According to Aslanova, financial pressures are the main reason why children are dropping out of school: most households, given the widespread unemployment, are struggling to make ends meet, and need youngsters to start contributing what they can to family finances. Many Uzbeks also believe their children should learn a trade, rather than pursue their studies.
“My 15-year-old younger son Azim spends a few hours at school every day, and then he joins me in my shop,” says a 44-year-old, slightly plump automobile mechanic, who introduced himself as Rustam. A father of four, Rustam runs his own repair shop in Osh. He says his son does not pay much attention to homework, and instead assists him most afternoons at the shop.
“His school educators blame us [parents] for not having our children properly study at school, but here I train my son, and in an year or so he will start earning more money than his school teachers do,” Rustam said with a smile. “He is learning pretty fast.”
Another factor behind the rising drop-out rate is the lack job prospects for Uzbek college graduates. Many families now wonder: why spend so much time and energy on studies, if there is little chance it will pay off?
“Competition for state-paid higher education is high, and university tuition fees for most families are not affordable,” said Aslanova, the school principal. “In addition, their parents say that even if they [kids] manage to study well and get university diplomas, nowadays there are not enough jobs for high-skill specialists.”
Mukhabat, a 37-year-old Uzbek woman, who works as a trader at the Osh market, is like any mother -- she wants the best for her children. But, she adds, her family will be better off if her three children don’t get a higher education.
“I don’t want our elder daughter to study at a university. What’s the point if she can’t get a well-paid job after spending two years at upper classes and five years more at a university?” Mukhabat said. “We can’t keep all of them [her children] studying for seven years more. When they are 16, they can start making their bread. I know many Uzbeks with university diplomas who have ended up leaving for Russia, or doing unskilled work”.
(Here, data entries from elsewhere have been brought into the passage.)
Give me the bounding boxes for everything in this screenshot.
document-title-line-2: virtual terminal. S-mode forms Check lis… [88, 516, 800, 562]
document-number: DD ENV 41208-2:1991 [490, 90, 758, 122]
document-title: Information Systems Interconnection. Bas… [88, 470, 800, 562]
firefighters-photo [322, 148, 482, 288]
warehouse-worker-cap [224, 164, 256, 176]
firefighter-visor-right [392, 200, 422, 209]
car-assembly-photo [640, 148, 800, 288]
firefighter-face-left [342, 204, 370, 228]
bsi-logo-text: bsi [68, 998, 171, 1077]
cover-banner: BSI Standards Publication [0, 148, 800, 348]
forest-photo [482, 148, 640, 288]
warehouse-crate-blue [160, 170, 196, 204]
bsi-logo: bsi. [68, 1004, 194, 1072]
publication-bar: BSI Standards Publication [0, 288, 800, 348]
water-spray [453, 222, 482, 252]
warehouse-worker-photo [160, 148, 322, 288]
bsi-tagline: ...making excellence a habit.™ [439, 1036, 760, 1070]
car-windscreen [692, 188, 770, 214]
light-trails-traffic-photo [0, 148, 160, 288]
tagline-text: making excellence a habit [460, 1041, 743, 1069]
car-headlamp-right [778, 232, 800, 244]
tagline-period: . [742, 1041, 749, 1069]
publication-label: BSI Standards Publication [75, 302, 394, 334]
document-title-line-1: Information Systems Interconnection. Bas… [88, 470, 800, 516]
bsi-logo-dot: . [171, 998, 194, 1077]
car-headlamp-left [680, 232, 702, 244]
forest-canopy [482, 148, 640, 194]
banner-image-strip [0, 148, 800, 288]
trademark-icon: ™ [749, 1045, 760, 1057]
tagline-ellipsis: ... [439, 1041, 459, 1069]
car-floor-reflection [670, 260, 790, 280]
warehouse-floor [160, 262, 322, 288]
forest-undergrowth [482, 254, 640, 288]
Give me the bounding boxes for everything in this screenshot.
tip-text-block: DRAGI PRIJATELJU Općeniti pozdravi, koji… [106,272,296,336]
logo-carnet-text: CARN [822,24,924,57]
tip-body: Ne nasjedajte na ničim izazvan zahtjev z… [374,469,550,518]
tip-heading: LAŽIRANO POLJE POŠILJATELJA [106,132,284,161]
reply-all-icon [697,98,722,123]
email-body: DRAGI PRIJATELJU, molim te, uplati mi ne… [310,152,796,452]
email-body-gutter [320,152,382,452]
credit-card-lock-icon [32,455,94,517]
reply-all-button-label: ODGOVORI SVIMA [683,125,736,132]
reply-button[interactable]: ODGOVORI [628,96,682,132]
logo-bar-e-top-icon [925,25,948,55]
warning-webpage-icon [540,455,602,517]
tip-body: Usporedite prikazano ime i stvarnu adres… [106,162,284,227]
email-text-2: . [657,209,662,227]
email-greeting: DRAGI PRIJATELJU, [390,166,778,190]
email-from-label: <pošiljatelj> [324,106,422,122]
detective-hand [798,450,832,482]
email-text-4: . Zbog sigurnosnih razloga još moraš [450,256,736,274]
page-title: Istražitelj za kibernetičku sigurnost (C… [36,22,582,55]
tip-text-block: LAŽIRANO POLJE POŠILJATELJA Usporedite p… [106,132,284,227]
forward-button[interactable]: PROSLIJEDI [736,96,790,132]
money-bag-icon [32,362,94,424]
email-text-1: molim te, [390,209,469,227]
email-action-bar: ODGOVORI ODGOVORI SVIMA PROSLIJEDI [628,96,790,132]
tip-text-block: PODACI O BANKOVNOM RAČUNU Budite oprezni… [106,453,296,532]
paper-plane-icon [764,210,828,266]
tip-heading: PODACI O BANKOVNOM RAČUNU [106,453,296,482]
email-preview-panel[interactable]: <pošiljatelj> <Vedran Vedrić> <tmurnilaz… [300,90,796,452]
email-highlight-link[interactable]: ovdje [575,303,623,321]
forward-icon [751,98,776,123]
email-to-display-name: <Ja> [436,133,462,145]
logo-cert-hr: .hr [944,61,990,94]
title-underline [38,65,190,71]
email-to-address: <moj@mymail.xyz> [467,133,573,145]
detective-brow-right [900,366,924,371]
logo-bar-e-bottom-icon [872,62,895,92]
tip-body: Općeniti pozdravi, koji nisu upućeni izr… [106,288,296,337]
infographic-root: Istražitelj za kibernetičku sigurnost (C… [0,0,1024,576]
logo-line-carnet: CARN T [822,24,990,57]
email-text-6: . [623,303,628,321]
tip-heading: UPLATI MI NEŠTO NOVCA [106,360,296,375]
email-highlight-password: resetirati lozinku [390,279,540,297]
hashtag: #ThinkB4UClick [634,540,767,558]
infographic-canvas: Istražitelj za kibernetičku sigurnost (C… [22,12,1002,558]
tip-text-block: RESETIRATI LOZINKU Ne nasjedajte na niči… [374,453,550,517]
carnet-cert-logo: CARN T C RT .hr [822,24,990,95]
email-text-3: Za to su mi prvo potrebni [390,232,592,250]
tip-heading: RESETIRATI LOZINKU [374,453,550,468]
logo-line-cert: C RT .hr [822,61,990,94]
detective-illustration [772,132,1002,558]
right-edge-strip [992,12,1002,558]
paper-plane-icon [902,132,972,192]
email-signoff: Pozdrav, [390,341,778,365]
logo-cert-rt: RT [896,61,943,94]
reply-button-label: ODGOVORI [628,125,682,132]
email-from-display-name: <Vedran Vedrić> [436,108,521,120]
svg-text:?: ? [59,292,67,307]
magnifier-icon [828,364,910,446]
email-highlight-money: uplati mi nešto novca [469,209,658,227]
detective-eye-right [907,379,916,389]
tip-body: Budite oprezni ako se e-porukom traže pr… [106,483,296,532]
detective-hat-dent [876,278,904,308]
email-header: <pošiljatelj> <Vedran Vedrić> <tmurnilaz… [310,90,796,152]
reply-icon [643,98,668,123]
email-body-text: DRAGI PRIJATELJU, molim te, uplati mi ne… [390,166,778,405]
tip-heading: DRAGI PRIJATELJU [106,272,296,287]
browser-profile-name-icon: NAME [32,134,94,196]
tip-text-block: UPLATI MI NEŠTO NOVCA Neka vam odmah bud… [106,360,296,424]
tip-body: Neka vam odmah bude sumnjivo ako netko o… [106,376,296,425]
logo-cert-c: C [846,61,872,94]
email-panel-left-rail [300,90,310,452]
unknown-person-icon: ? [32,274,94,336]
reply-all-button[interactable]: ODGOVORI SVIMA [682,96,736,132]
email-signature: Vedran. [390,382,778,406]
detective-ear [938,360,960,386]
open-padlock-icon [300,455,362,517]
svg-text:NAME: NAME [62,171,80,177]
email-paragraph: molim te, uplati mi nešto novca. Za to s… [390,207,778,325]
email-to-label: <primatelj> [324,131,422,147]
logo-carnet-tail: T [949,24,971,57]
According to school principal Aslanova, interest in education among ethnic Uzbeks started declining about 10 years ago, amid the steady economic decline in the post-Soviet era. The trend accelerated in recent years
Under Kyrgyz law, children are required to attend school for at least nine years. “If we did not have this law, I believe about 40 percent of kids at Uzbek schools would stop attending,” Aslanova said.
Kutman Kamchiyev, the head of the school sector of the Osh city Education Department, said officials have limited options when it comes to addressing the challenge of keeping Uzbek kids in school. “By law, we have nine years of compulsory education, and training at school for 10th and 11th graders is voluntary, therefore we have no right to tell parents what to do,” he said.
Education officials aren’t completely powerless, however. They could devote more resources to Uzbek-language schools, some observers contend, adding that scarce state funds tend to be disproportionately allocated to Kyrgyz-language schools.
“Support from the government [for Uzbek-language instruction] is insufficient,” said Tatyana Matokhina, the educational programs coordinator from the Foundation for Education Initiatives, a Bishkek-based non-governmental organization.
The unfortunate reality is that an Uzbek student in southern Kyrgyzstan who seeks a meaningful higher education feels pressure to go abroad. “I do not think that desire of young ethnic Uzbeks to acquire higher education has declined,” Matokhina said. Ethnic Uzbeks have no choice but to “consider studying and living in Russia, Kazakhstan and or in Western countries.”